La Intervención en Venezuela y la Pregunta en Haití
Tras el despliegue de fuerzas especiales de élite y helicópteros de guerra de EE.UU. en Caracas para capturar al líder venezolano Nicolás Maduro, muchos en Haití se preguntan si su país, sumido en una crisis profunda, podría ser el siguiente objetivo. Sin embargo, los analistas coinciden en que es improbable una intervención militar similar, y la razón clave es la falta de valor estratégico, como el petróleo, que sí tiene Venezuela.

Dos Crisis, Dos Tratos Diferentes
Mientras Venezuela posee las mayores reservas de petróleo del mundo, Haití enfrenta un colapso económico y una inestabilidad política tras el asesinato del presidente Jovenel Moise en 2021. El país caribeño tiene un gobierno no funcional, pandillas armadas que controlan carreteras y puertos clave para el tráfico de drogas y armas, y una violencia que genera hambre y desplazamiento masivo.
“En la discusión del presidente, se ve que sacó a Maduro por el petróleo”, dijo Edwin ‘Edo’ Zenny, exsenador haitiano. “Si tuviéramos petróleo, él ya habría resuelto este problema”.
El Enfoque Transaccional de la Política Exterior de EE.UU.
En una conferencia de prensa, el expresidente Donald Trump describió a Maduro como un “capo” que dirigía una empresa criminal que amenazaba a EE.UU. y mencionó la palabra “petróleo” 20 veces. Expertos como Jason Marczak, del Atlantic Council, señalan que Trump prefiere resultados rápidos con limitada presencia militar, y Haití no es tan estratégico como Venezuela.
Fulton Armstrong, exoficial de inteligencia para América Latina, agregó: “Las prioridades del presidente y del secretario de estado son el petróleo, la venganza contra un líder que resistió la hegemonía estadounidense y los votos en Miami”.

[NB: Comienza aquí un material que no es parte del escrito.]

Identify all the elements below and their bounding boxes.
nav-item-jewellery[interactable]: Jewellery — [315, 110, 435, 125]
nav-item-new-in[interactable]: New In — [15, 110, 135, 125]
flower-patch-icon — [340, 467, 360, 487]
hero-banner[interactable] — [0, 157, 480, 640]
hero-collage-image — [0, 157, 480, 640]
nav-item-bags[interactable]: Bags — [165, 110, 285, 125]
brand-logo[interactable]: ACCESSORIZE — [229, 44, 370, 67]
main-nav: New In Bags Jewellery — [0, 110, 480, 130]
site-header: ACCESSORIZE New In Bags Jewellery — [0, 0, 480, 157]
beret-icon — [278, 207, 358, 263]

Antecedentes Históricos y Soberanía
Para muchos haitianos, la captura de Maduro revivió recuerdos de intervenciones estadounidenses pasadas, como la de 1915, cuando los Marines invadieron tras un asesinato presidencial, y la de 2004, con la salida forzada del presidente Jean-Bertrand Aristide. Sin embargo, hoy la lección es diferente: Haití no ve botas estadounidenses en el suelo no porque la necesidad sea menos urgente, sino porque no tiene recursos como el petróleo para ofrecer.
La Realidad de los Recursos y la Diplomacia
Charles Prospère, profesor de relaciones exteriores, destaca que, a diferencia de Venezuela, Haití no tiene recursos naturales obvios confirmados, por lo que “el interés comercial no está ahí”. En cambio, la política de EE.UU. se basa en presión diplomática, envío de equipos a la policía haitiana y el apoyo a la Fuerza de Supresión de Pandillas respaldada por la ONU.
La Amenaza de las Pandillas y la Respuesta Limitada
La coalición de pandillas Viv Ansanm en Haití ha sido designada por EE.UU. como terrorista global, similar al Tren de Aragua venezolano. Fritznel Pierre, defensor de derechos humanos en Puerto Príncipe, cree que las tropas estadounidenses podrían marcar la diferencia, pero advierte que los haitianos, dada su historia, no aceptarían una intervención militar directa como en Venezuela.
“Podrían aceptar un contingente estadounidense como parte” de la Fuerza de Supresión de Pandillas, dijo Pierre, pero la soberanía es una preocupación clave.
Conclusión: Una Crisis Olvidada
Mientras Venezuela captura la atención por su petróleo, Haití sigue sumido en una crisis existencial con gobierno colapsado, violencia pandilleril y emergencia humanitaria. Los analistas, como Ryan Berg del Center for Strategic and International Studies, creen que es más probable ver acción contra otros dictadores en la región antes que un compromiso militar mayor en Haití. La lección es clara: en la política exterior de EE.UU., los recursos estratégicos pesan más que la necesidad humana.